L’enjeu véritable du NON, c’est le refus du « tout à l’économique », la défiance envers la réduction de l’homme en « homo oeconomicus ». La soumission des individus européens, riches de leur spécificité, diversité, épaisseur historico-socio-culturelle aux diktats unilinéaires du marché européen (à moyen terme) puis du marché mondial (à long terme) ; c’est cela qu’organise, jusque dans les moindres détails, la constitution européenne.

Accepterons-nous que l’individu devienne une simple excroissance du marché, un accident de l’histoire économique ou bien ferons-nous en sorte qu’il demeure au centre du village ? Ferons-nous fi de tant d’années de luttes pour l’y placer, au centre du village ? Allons-nous pousser l’amnésie jusqu’au point d’oublier qu’il n’en a pas toujours été ainsi ? Indécrottables enfants gâtés, prodigues.

Le NON à la constitution, c’est le village d’irréductibles gaulois qui brave le joug de l’occupation romaine.
Reconnaissons-le, nous vivons depuis des lustres sous l’occupation de marché. Tout ce qui constitue notre substance tombe irrémédiablement dans le système de la valeur marchande : nos relations aux objets sont devenues production/consommation de marchandises ; nos relations aux autres se réduisent petit à petit en production/consommation de services. Comment est-il possible que cela aille de soi ? Comment se fait-il que le célèbre passage d’Heidegger « ... La centrale n’est pas construite dans le courant du Rhin comme le vieux pont de bois qui depuis des siècles unit une rive à l’autre.

C’est bien plutôt le fleuve qui est muré dans la centrale ... » deviennent tout à coup incongru voire incompréhensible pour la plupart de nos concitoyens ? Qui sommes-nous devenus ? .... NON ... que sommes-nous devenus ? Des choses de marché !
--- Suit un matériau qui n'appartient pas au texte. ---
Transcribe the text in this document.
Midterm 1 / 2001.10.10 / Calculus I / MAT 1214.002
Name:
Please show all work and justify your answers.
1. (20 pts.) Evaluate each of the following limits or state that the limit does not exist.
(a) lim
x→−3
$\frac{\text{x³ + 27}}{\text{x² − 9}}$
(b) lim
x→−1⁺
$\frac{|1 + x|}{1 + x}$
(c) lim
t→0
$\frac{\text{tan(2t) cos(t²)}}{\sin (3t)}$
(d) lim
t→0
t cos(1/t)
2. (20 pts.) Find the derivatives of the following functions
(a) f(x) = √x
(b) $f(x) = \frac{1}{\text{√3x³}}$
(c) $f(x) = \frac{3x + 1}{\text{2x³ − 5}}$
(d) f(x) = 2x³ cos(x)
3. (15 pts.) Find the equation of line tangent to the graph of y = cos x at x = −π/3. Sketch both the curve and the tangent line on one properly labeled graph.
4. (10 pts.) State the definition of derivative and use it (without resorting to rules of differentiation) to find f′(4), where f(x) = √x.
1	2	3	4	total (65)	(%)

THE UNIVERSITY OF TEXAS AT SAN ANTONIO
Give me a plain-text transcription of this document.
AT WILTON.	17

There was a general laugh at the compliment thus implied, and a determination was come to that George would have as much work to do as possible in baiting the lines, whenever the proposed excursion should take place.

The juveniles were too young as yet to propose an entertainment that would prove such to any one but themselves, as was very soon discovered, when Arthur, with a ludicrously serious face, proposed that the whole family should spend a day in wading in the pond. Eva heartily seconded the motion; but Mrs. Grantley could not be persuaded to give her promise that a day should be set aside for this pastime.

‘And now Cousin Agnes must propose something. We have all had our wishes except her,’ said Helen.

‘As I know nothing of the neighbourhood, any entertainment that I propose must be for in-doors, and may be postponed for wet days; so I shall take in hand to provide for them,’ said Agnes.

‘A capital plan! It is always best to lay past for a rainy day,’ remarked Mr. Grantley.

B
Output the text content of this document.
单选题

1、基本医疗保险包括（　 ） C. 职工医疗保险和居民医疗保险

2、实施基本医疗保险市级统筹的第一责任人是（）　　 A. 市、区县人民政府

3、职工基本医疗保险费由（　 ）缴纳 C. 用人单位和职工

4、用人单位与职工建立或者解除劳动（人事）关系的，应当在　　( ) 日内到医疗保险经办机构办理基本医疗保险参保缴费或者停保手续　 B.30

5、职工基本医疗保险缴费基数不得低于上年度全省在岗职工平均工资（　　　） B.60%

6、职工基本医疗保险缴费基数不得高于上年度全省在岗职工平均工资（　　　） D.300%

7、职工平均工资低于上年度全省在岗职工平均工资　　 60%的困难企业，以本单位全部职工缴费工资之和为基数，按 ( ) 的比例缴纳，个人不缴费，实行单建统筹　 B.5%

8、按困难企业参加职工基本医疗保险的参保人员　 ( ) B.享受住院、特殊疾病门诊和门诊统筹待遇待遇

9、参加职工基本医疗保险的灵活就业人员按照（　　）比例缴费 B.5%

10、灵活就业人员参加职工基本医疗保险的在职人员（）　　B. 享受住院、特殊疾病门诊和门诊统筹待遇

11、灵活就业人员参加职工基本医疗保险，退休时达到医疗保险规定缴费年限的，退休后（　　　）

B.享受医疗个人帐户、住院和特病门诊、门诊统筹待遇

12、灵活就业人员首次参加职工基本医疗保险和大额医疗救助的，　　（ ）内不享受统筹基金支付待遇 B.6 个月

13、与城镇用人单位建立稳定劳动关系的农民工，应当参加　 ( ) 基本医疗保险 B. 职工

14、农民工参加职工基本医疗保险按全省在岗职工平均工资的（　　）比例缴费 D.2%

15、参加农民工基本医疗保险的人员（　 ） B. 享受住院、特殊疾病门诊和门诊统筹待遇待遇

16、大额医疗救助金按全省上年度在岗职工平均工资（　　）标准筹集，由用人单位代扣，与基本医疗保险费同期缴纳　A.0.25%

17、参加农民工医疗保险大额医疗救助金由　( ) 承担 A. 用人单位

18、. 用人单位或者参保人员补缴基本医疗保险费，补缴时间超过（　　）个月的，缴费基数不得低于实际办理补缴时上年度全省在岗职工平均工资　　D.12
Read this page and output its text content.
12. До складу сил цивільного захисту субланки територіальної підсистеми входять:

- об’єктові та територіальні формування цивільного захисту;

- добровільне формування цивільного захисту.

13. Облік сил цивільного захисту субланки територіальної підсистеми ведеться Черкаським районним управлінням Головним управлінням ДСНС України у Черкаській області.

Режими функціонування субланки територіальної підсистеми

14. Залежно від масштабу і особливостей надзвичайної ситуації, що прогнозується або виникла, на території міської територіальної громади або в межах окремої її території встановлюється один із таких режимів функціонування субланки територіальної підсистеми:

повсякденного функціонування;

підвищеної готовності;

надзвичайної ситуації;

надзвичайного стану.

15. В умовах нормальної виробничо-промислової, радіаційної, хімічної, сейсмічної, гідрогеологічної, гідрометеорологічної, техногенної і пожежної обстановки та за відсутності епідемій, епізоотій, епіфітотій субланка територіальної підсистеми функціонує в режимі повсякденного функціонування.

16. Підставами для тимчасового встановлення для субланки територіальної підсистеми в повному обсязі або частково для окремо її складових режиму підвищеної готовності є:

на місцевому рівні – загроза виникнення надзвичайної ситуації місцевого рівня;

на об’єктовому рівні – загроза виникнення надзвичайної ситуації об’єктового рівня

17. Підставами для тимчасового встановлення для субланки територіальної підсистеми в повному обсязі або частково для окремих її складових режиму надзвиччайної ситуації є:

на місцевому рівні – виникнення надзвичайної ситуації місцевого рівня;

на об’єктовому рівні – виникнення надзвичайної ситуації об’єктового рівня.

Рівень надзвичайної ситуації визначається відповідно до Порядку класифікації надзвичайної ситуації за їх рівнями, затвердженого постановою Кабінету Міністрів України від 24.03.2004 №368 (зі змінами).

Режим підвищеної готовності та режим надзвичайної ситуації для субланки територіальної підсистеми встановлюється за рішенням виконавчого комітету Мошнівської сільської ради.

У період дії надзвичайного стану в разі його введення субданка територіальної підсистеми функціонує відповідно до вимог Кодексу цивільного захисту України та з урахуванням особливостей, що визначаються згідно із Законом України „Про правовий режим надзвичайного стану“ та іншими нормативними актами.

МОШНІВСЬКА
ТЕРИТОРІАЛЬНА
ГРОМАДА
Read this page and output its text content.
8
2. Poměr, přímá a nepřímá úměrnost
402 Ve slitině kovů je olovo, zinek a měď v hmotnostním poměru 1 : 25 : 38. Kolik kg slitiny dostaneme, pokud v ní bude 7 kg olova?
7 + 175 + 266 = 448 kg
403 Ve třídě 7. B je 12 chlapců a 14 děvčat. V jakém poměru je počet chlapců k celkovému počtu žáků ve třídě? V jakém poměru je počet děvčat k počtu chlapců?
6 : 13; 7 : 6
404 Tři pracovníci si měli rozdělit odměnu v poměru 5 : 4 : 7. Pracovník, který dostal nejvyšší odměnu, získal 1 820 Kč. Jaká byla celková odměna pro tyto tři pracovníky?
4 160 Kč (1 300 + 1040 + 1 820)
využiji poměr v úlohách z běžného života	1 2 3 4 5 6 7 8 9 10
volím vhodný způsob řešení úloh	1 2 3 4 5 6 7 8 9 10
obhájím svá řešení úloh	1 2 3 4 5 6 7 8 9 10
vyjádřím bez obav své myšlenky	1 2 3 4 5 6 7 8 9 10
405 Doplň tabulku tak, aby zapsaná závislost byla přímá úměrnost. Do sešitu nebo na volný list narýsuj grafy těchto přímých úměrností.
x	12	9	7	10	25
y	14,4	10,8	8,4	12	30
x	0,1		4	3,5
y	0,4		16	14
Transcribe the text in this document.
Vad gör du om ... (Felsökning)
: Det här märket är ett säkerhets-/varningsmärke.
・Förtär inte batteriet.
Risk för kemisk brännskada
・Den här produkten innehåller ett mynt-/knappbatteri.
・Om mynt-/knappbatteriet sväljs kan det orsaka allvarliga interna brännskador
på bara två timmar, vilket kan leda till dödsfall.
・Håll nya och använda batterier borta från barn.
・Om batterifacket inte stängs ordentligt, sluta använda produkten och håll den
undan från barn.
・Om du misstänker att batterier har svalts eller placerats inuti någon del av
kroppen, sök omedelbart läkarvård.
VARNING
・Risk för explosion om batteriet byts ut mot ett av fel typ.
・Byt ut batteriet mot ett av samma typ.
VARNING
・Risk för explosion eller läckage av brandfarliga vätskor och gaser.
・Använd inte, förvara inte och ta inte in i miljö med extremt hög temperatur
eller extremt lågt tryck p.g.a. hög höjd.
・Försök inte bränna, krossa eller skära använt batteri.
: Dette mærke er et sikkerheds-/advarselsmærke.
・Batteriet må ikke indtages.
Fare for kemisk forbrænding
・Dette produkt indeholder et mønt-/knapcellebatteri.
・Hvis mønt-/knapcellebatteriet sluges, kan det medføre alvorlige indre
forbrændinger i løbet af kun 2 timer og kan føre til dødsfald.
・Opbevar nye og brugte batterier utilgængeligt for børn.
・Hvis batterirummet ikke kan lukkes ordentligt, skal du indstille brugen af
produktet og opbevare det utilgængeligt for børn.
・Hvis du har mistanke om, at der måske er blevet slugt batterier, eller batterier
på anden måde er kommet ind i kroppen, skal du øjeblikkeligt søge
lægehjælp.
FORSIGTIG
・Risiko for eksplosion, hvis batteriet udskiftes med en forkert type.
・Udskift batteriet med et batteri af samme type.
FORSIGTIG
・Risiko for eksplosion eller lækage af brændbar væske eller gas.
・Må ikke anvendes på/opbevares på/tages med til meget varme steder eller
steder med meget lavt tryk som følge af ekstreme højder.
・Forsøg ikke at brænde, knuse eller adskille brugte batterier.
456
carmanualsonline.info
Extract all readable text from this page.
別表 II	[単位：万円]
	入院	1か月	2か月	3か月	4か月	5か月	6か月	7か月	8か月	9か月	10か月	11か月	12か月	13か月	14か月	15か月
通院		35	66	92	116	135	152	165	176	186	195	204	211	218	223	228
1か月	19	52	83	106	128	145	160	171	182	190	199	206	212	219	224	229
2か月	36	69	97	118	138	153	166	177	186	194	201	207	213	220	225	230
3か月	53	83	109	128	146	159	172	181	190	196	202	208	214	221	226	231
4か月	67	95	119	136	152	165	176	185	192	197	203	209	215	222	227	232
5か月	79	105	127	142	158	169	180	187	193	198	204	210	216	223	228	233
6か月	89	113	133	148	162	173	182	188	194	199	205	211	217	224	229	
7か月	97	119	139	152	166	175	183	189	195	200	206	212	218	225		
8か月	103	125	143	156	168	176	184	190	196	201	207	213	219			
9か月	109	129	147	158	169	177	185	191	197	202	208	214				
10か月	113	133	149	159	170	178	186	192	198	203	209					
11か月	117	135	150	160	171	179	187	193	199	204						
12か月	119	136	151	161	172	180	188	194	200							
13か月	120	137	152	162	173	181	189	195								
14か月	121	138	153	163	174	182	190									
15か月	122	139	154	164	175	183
Ou sont donc passés le don, la gratuité, la générosité, la bienveillance, l’ouverture, la tolérance, la gentillesse, l’auto-dérision, l’ambivalence, l’imperfection, la faiblesse, le mystère, l’incertitude, l’humilité, l’émerveillement, l’irrationnel ... Balayés ! Verdict : non rentables !

En tant que belge ... et peu fier d’avoir voté oui sans mon consentement, j’applaudis l’irréductibilité française :

Merci Gargantua, Pantagruel, Rica, Usbek, Micromégas et les autres ...Merci ...

« ...L’idée est là, et elle n’est plus folle. C’est une acquisition pour toujours ... La laisser cheminer ... »
Jean Sur « Le marché de résurgences (XIX) »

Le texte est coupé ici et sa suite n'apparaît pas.